I had known that the herdfolk stayed ahead of the sun…

“What happens if you get east of the sun, then?” I asked the sky.

He grunted as if surprised at my ignorance. “The sun goes away. You’re left with cold and dark and snow. Half of the world is black and covered with ice, Knobil.”

Angels were always talking about this “ice” thing—Brown had, too. I tried in vain to imagine a sky without a sun.

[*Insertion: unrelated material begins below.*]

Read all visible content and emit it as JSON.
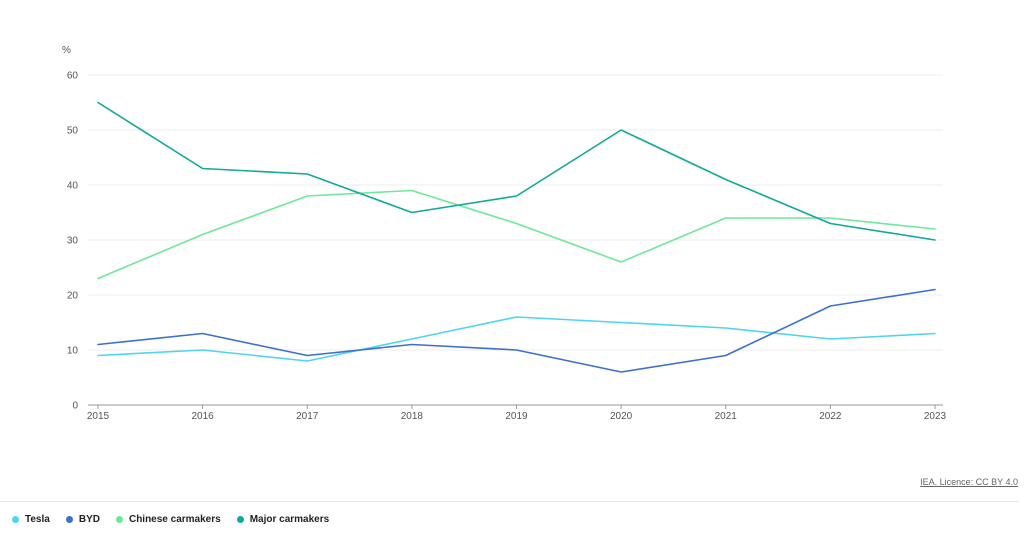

“The ants are different. Nature didn’t spread ores around evenly, like forest or grass. The ants have kept more of the old wisdoms—reading and writing, and even a few arcane things that the saints have forgotten, or so they say. The ice of Darkside and the floods of Dawn destroy everything. Nothing made by human hand can last from one cycle to the next, and the world is always born anew. The landscape is changed, the workings buried or stripped away, but the ants keep records that tell them where the nests were in the last cycle. Each tribe has its own list, I suppose. They probably try to steal one another’s, which may be why they like to move to a mine site as close to Dawn as they can get, right up in the wetlands, to take possession early.”

Orange could have had no idea how little of his lecture I was understanding, but I let him talk.

“And they’ll stay at a mine as long as possible—unless they know of a better one thawing out, of course. They say that an ant can be born and live and die all in the same place—the sun low in the east when he is born, passing high overhead as he grows, and low in the west when he is a very old man.”

To a herdman, accustomed to an unchanging sun, that idea was utter insanity. I wondered if captivity had driven this ex-angel mad.

“So, when a tribe of ants does move,” he continued, “it may cross almost the whole length of Dayside. A child could be conceived after its parents left one home, and be walking and talking before they reached their next. That’s an ant army—a nest on the move. There can be two or three hundred of them, or more. The opportunities for pillage are not always overlooked—slaving, too, if they get the chance.”